On Wednesday, June 15, 2011, Mark Wiebe email@example.com wrote:
Towards a reasonable behavior with regard to local times, I've made the default repr for datetimes use the C standard library to print them in a local ISO format. Combined with the ISO8601-prescribed behavior of interpreting datetime strings with no timezone specifier to be in local times, this allows the following cases to behave reasonably:
numpy.datetime64('2011-06-15T18:00-0500','m') As noted in another thread, there can be some extremely surprising behavior as a consequence:
np.array(['now', '2011-06-15'], dtype='M')array(['2011-06-15T15:18:26-0500', '2011-06-14T19:00:00-0500'], dtype='datetime64[s]')
Having the 15th of June print out as 7pm on the 14th of June is probably not what one would generally expect, so I've come up with an approach which hopefully deals with this in a good way.
One firm principal of the datetime in NumPy is that it is always stored as a POSIX time (referencing UTC), or a TAI time. There are two categories of units that can be used, which I will call date units and time units. The date units are 'Y', 'M', 'W', and 'D', while the time units are 'h', 'm', 's', ..., 'as'. Time zones are only applied to datetimes stored in time units, so there's a qualitative difference between date and time units with respect to string conversions and calendar operations.
I would like to place an 'unsafe' casting barrier between the date units and the time units, so that the above conversion from a date into a datetime will raise an error instead of producing a confusing result. This only applies to datetimes and not timedeltas, because for timedeltas the day <-> hour case is fine, it is just the year/month <-> other units which has issues, and that is already treated with an 'unsafe' casting barrier.
Two new functions will facilitate the conversions between datetimes with date units and time units: date_as_datetime(datearray, hour, minute, second, microsecond, timezone='local', unit=None, out=None), which converts the provided dates into datetimes at the specified time, according to the specified timezone. If 'unit' is specified, it controls the output unit, otherwise it is the units in 'out' or the amount of precision specified in the function.

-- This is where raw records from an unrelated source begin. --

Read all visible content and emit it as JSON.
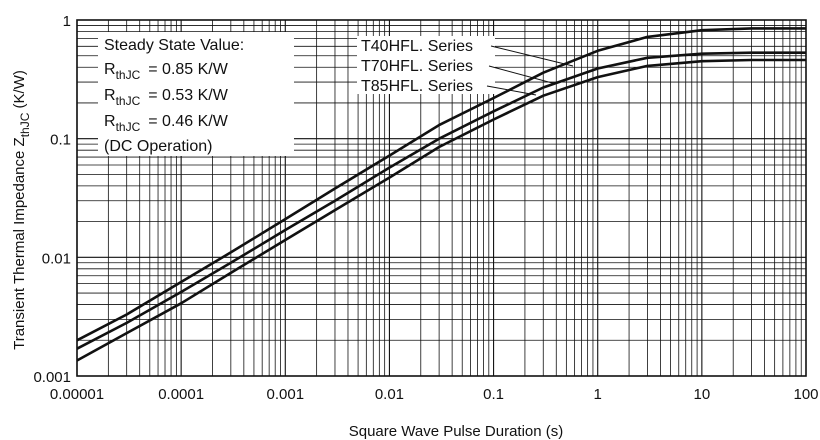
{
  "chart_data": {
    "type": "line",
    "title": "",
    "xlabel": "Square Wave Pulse Duration (s)",
    "ylabel": "Transient Thermal Impedance Z",
    "ylabel_sub": "thJC",
    "ylabel_unit": " (K/W)",
    "x_scale": "log",
    "y_scale": "log",
    "xlim": [
      1e-05,
      100
    ],
    "ylim": [
      0.001,
      1
    ],
    "grid": true,
    "x_ticks": [
      "0.00001",
      "0.0001",
      "0.001",
      "0.01",
      "0.1",
      "1",
      "10",
      "100"
    ],
    "y_ticks": [
      "0.001",
      "0.01",
      "0.1",
      "1"
    ],
    "series": [
      {
        "name": "T40HFL. Series",
        "x": [
          1e-05,
          3e-05,
          0.0001,
          0.0003,
          0.001,
          0.003,
          0.01,
          0.03,
          0.1,
          0.3,
          1,
          3,
          10,
          30,
          100
        ],
        "values": [
          0.002,
          0.0033,
          0.0062,
          0.011,
          0.021,
          0.038,
          0.072,
          0.13,
          0.22,
          0.36,
          0.55,
          0.72,
          0.82,
          0.85,
          0.85
        ]
      },
      {
        "name": "T70HFL. Series",
        "x": [
          1e-05,
          3e-05,
          0.0001,
          0.0003,
          0.001,
          0.003,
          0.01,
          0.03,
          0.1,
          0.3,
          1,
          3,
          10,
          30,
          100
        ],
        "values": [
          0.0017,
          0.0028,
          0.0051,
          0.009,
          0.017,
          0.03,
          0.057,
          0.1,
          0.17,
          0.27,
          0.39,
          0.48,
          0.52,
          0.53,
          0.53
        ]
      },
      {
        "name": "T85HFL. Series",
        "x": [
          1e-05,
          3e-05,
          0.0001,
          0.0003,
          0.001,
          0.003,
          0.01,
          0.03,
          0.1,
          0.3,
          1,
          3,
          10,
          30,
          100
        ],
        "values": [
          0.00135,
          0.0023,
          0.0041,
          0.0074,
          0.014,
          0.025,
          0.047,
          0.085,
          0.145,
          0.23,
          0.33,
          0.41,
          0.45,
          0.46,
          0.46
        ]
      }
    ],
    "note": {
      "line1": "Steady State Value:",
      "r_symbol": "R",
      "r_sub": "thJC",
      "r_values": [
        "= 0.85 K/W",
        "= 0.53 K/W",
        "= 0.46 K/W"
      ],
      "line5": "(DC Operation)"
    },
    "line_color": "#111111",
    "grid_color": "#111111"
  }
}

datetime_as_date(datetimearray, timezone='local', out=None), which converts the provided datetimes into dates according to the specified timezone. In both functions, timezone can be any of 'UTC', 'TAI', 'local', '+/-####', or a datetime.tzinfo object. The latter will allow NumPy datetimes to work with the pytz library for flexible time zone support.
I would also like to extend the 'today' input string parsing to accept strings like 'today 12:30' to allow a convenient way to express different local times occurring today, mostly useful for interactive usage.

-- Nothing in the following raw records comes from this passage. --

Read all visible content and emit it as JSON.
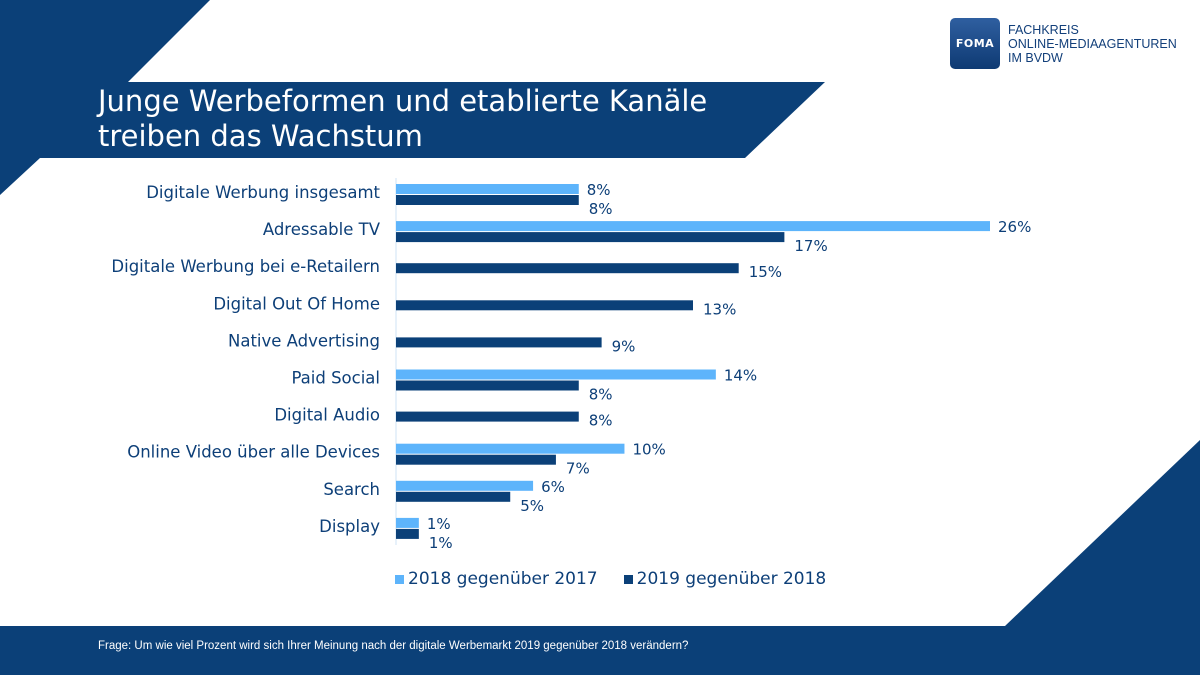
{
  "title_lines": [
    "Junge Werbeformen und etablierte Kanäle",
    "treiben das Wachstum"
  ],
  "logo": {
    "mark": "FOMA",
    "lines": [
      "FACHKREIS",
      "ONLINE-MEDIAAGENTUREN",
      "IM BVDW"
    ]
  },
  "colors": {
    "navy": "#0b4078",
    "light": "#5db4fb",
    "dark": "#0b4078"
  },
  "chart_data": {
    "type": "bar",
    "orientation": "horizontal",
    "categories": [
      "Digitale Werbung insgesamt",
      "Adressable TV",
      "Digitale Werbung bei e-Retailern",
      "Digital Out Of Home",
      "Native Advertising",
      "Paid Social",
      "Digital Audio",
      "Online Video über alle Devices",
      "Search",
      "Display"
    ],
    "series": [
      {
        "name": "2018 gegenüber 2017",
        "color": "#5db4fb",
        "values": [
          8,
          26,
          null,
          null,
          null,
          14,
          null,
          10,
          6,
          1
        ]
      },
      {
        "name": "2019 gegenüber 2018",
        "color": "#0b4078",
        "values": [
          8,
          17,
          15,
          13,
          9,
          8,
          8,
          7,
          5,
          1
        ]
      }
    ],
    "unit": "%",
    "xlim": [
      0,
      26
    ],
    "grid": false,
    "legend": "bottom"
  },
  "footer": "Frage: Um wie viel Prozent wird sich Ihrer Meinung nach der digitale Werbemarkt 2019 gegenüber 2018 verändern?"
}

I welcome any comments on this design, particularly if you can find a case where this doesn't produce a reasonable behavior. Cheers,Mark
Is the output for the given usecase above with the mix of 'now' and a datetime string without tz info intended to still be correct? I personally have misgivings about interpreating phrases like "now" and "today" at this level. I think it introduces a can of worms that would be difficult to handle.

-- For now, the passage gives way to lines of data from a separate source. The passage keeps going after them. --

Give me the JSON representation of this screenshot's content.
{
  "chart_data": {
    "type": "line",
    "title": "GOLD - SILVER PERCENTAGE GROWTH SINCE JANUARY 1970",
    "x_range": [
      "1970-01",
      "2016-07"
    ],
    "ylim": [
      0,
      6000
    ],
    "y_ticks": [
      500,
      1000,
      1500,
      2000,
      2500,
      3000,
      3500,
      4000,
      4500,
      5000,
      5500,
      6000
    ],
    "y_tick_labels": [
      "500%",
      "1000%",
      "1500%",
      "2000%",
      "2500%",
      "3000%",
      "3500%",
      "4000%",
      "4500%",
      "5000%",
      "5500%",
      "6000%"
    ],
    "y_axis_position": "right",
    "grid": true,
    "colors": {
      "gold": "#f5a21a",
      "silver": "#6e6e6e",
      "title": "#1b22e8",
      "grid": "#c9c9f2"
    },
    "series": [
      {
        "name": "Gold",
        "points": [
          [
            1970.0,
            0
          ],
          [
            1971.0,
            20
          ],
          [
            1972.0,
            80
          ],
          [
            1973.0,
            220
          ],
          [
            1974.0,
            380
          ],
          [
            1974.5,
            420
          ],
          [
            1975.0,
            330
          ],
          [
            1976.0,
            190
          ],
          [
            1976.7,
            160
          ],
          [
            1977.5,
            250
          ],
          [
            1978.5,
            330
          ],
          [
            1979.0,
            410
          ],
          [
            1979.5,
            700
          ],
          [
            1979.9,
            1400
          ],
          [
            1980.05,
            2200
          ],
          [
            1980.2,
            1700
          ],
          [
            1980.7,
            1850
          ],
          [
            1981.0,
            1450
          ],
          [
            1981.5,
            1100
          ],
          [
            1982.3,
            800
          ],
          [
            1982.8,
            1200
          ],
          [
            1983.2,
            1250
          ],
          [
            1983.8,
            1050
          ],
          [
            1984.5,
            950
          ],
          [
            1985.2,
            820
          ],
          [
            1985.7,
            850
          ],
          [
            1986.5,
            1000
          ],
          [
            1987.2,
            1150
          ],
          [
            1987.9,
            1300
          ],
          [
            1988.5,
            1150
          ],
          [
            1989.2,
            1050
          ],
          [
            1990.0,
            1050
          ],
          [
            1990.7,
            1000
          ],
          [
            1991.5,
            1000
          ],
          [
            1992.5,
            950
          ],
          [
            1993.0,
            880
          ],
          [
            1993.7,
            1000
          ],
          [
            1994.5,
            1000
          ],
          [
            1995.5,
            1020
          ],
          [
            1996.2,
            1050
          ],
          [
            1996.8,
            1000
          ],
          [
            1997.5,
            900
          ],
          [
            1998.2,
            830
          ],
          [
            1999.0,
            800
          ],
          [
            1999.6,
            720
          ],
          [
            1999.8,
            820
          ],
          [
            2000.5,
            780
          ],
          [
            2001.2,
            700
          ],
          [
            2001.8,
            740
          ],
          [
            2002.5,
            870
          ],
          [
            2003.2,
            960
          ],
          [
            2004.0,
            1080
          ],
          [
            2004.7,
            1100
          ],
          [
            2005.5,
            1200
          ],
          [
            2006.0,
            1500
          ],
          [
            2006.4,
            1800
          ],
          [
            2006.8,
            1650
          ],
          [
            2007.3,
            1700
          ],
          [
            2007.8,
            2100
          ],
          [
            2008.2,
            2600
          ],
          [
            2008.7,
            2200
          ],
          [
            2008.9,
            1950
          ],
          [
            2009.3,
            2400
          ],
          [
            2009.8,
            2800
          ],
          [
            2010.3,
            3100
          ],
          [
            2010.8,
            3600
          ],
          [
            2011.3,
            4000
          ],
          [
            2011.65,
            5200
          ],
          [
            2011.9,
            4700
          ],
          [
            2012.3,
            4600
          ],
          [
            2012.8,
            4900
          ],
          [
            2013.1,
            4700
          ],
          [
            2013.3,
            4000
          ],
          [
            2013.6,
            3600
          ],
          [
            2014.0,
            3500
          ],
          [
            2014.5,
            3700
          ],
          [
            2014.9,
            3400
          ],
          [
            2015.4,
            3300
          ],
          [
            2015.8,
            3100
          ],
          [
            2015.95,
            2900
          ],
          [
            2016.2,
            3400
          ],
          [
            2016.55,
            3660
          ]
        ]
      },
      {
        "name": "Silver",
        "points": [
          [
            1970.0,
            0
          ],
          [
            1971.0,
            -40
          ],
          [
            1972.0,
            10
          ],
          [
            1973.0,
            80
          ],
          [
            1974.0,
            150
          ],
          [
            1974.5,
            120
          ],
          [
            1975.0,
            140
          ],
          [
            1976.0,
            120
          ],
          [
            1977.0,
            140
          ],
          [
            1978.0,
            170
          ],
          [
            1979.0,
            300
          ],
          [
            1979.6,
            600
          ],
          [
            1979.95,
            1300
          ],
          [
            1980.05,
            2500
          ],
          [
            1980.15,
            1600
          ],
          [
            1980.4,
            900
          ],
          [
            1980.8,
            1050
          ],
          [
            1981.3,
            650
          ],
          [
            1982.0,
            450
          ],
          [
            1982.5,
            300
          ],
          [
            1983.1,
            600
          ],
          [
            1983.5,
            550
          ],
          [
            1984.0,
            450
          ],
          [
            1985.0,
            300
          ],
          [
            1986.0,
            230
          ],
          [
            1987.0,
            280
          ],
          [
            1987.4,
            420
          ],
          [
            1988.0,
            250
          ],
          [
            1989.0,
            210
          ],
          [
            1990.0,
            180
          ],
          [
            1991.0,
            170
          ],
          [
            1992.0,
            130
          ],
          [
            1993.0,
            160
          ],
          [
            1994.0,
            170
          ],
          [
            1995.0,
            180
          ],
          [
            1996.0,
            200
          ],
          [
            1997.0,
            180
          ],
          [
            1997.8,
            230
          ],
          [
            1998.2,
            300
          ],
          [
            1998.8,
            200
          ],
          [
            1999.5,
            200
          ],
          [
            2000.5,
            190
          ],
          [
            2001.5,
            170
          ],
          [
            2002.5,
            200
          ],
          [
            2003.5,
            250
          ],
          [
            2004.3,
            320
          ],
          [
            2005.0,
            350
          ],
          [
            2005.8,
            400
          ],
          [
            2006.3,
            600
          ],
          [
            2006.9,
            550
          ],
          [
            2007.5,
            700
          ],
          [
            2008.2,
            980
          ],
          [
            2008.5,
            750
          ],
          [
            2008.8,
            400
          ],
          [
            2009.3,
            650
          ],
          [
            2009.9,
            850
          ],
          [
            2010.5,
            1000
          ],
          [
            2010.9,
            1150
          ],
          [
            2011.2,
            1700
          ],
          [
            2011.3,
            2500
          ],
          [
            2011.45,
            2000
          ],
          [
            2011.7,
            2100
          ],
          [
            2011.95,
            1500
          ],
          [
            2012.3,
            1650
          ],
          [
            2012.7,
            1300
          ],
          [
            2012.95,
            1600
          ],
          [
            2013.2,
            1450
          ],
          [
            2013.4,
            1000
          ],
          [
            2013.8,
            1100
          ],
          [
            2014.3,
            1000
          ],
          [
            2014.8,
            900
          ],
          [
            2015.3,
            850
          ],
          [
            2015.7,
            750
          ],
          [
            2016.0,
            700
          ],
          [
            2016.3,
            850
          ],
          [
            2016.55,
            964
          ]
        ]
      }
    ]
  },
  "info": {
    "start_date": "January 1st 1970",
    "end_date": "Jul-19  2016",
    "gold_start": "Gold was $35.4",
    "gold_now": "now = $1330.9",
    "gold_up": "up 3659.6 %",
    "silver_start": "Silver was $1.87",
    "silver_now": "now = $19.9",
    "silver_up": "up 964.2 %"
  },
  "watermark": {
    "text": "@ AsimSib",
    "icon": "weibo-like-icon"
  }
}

Consider some arbitrary set of inputs to the array function for datetime objects. If they all contain no tz info, then they are all interpreated the same as-is. However, if even one element has 'now', then the inputs are interpreated entirely differently. This will confuse people.
Just thinking out loud here, What about a case where the inputs are such that some do not specify tz and some others specify a mix of timezones? Should that be any different from the case given above?
It has been awhile for me, but how different is this from Perl's floating tz for its datetime module? Maybe we could combine its approach with your "unsafe" barrier for the ambiguous situations that perl's datetime module mentions?